In the knee, the end part of the femur has a spherical part that is similar to a horse's leg, and its protruding end is in front of the femur. The two ends of the femur are stretched backwards and are called medial and lateral vertebrae. These surfaces are articulated with the vertebrae of the leg and cause knee flexion and extension. Two soft cartilaginous discs (meniscus) are also placed between the vertebrae of the leg and femur.

1-1-2-knee-thigh joint [2]

The kneecap (patella) slides up and down in front of the bone surface and causes the knee to bend and extend. The connection of the kneecap and the hip joint forms a joint. The patella is held in place in front of the knee joint by the following as shown in Figure 1-2. The quadriceps muscle is located at the front of the thigh and is used to extend the leg. The quadriceps tendon connects the quadriceps above the knee to the knee. Ligament[4] (to connect the bone to other parts) of the kneecap, which connects the distal corner of the pelvis to the tibia[5] (the large bone of the lower leg).
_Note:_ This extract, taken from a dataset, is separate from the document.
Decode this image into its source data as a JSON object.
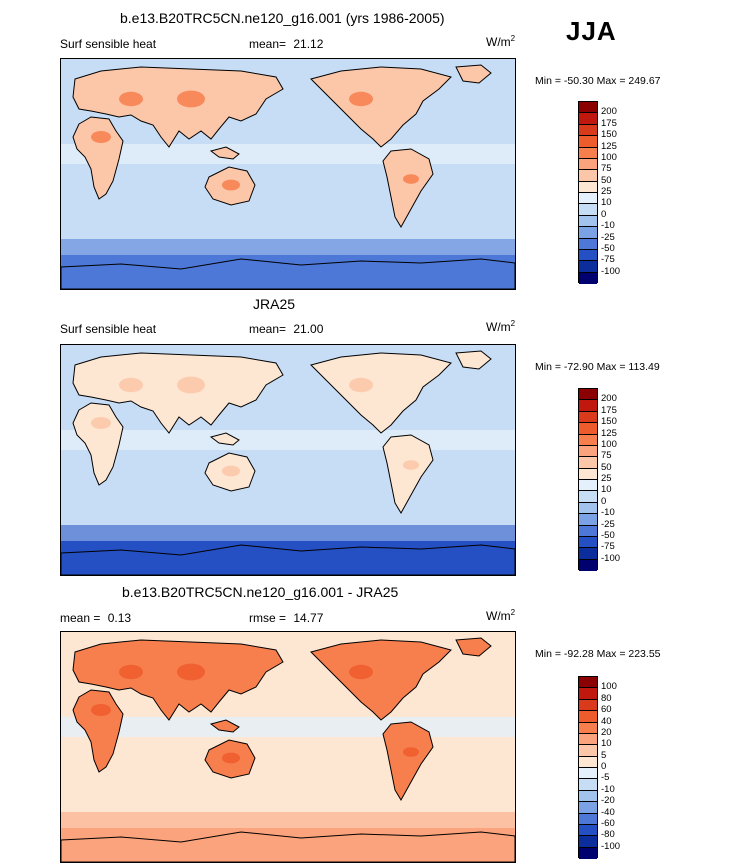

The stability of the knee joint is achieved with the help of a smart system of ligaments, powerful muscles and a strong and elastic joint compartment. Four ligaments connect the tibia and femur to each other. On the sides of the joint, there are medial and lateral ligaments, abbreviated as Mcl and Lcl, which act as a stabilizer for side-to-side movements of the joint. Figure 1-3 shows the ligaments of the knee. In front of the center of the joint is the anterior cruciate ligament (Acl for short). This ligament is a very important member for stabilizing the thigh bone on the leg bone and also keeps the leg bone from rotating and sliding movements during the process of walking, jumping and activities with fast movement. Just behind the Acl is the posterior cruciate ligament (Pcl), which prevents the tibia from sliding backward. The quadriceps muscles in the front of the thigh are connected to the kneecap by the quadriceps tendon, and its continuation passes over the kneecap and connects to the front of the leg bone. style="direction: rtl;">The experience of losing a part of the body is very painful. The perfect realization of this sense is available only when a person loses one of his organs. The fatness and longer lifetime enlarges the need to implant total knee replacements. Due to increasing the expectancy of life and decreasing the age of persons who need these prostheses, the lifetime of the total knee replacements must be enhanced. Therefore, in order to improve the quality of them, many researches were done to increase the effective lifetime of the prostheses to reduce the need of next frequent surgeries for replacing or repairing the destroyed prostheses.